Famille

Un salon, spacieux et lumineux. Un feu dans la cheminée crépite doucement et projette sur les murs de bois des reflets couleur miel. La blancheur des murs contraste étrangement avec le carré de ciel noir de la fenêtre. Au centre de la pièce, une table. Autour, quatre personnes. Un grand brun maussade, un blond dégingandé au visage avenant, un jeune garçon, une adolescente souriante et une boule de poils blanche et très agitée.

- Alors, qu'est-ce que vous en pensez ? C'est une recette de ce pays que j'ai voulu tester, mais je ne sais pas si…

- C'est délicieux, monsieur Fye ! Vous êtes un excellent cuisinier !

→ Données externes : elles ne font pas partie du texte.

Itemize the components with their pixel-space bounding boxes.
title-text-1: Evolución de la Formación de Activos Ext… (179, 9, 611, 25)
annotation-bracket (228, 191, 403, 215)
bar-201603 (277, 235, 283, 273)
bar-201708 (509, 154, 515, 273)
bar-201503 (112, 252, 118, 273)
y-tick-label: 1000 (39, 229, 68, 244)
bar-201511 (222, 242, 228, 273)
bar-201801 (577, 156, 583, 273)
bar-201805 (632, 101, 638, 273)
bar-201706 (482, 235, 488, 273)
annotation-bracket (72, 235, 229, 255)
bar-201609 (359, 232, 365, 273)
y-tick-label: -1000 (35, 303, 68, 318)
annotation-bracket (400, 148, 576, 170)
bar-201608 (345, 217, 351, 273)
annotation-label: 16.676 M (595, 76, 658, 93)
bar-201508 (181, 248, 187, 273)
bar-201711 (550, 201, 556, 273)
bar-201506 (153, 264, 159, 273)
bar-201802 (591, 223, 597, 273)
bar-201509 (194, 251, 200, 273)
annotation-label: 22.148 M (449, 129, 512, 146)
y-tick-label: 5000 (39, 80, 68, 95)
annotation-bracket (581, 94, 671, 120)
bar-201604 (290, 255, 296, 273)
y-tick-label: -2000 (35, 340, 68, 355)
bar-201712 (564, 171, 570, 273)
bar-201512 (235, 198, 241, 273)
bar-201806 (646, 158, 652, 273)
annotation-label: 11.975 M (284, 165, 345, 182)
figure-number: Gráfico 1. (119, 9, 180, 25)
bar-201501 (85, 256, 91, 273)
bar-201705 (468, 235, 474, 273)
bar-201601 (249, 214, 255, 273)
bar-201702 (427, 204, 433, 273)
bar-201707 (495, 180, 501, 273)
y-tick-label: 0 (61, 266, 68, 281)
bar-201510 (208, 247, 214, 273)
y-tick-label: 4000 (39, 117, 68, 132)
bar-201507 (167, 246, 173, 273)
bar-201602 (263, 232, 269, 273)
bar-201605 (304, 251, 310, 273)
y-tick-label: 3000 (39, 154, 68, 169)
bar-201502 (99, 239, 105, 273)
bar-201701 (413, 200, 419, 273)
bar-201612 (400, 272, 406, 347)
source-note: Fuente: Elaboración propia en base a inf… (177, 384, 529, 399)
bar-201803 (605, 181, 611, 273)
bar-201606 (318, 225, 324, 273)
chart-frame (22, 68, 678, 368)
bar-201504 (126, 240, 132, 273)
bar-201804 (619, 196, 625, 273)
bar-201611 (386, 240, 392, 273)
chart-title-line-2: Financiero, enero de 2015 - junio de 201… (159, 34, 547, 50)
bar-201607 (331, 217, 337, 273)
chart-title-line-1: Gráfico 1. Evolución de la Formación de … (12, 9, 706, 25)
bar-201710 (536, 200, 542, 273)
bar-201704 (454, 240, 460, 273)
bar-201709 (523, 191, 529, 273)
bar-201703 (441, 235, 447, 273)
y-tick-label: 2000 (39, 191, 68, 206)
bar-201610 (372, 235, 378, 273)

- C'est vrai, c'est succulent !

- Mokona a adoré !

Un silence. La tablée se tourne vers le seul convive resté silencieux. Celui-ci lorgne son assiette d'un air peu convaincu. Il finit par porter lentement – et encore assez maladroitement, pauvre Kuro-toutou qui ne tombe jamais sur un monde où l'on utilise les baguettes ! – sa fourchette à sa bouche. Son expression est impénétrable.

- C'est… sucré, finit-il par dire.

- Tu n'aimes pas, alors ? Moi qui avais préparé ce plat avec amour ! feint de se lamenter son interlocuteur.

- …Mais c'est pas mauvais, concède le brun de mauvaise grâce.

A ces mots, un large sourire se dessine sur la figure du magicien.

- Hyuuuuuu ! Hyuuuuu ! Kuro-daddy aime ma cuisine !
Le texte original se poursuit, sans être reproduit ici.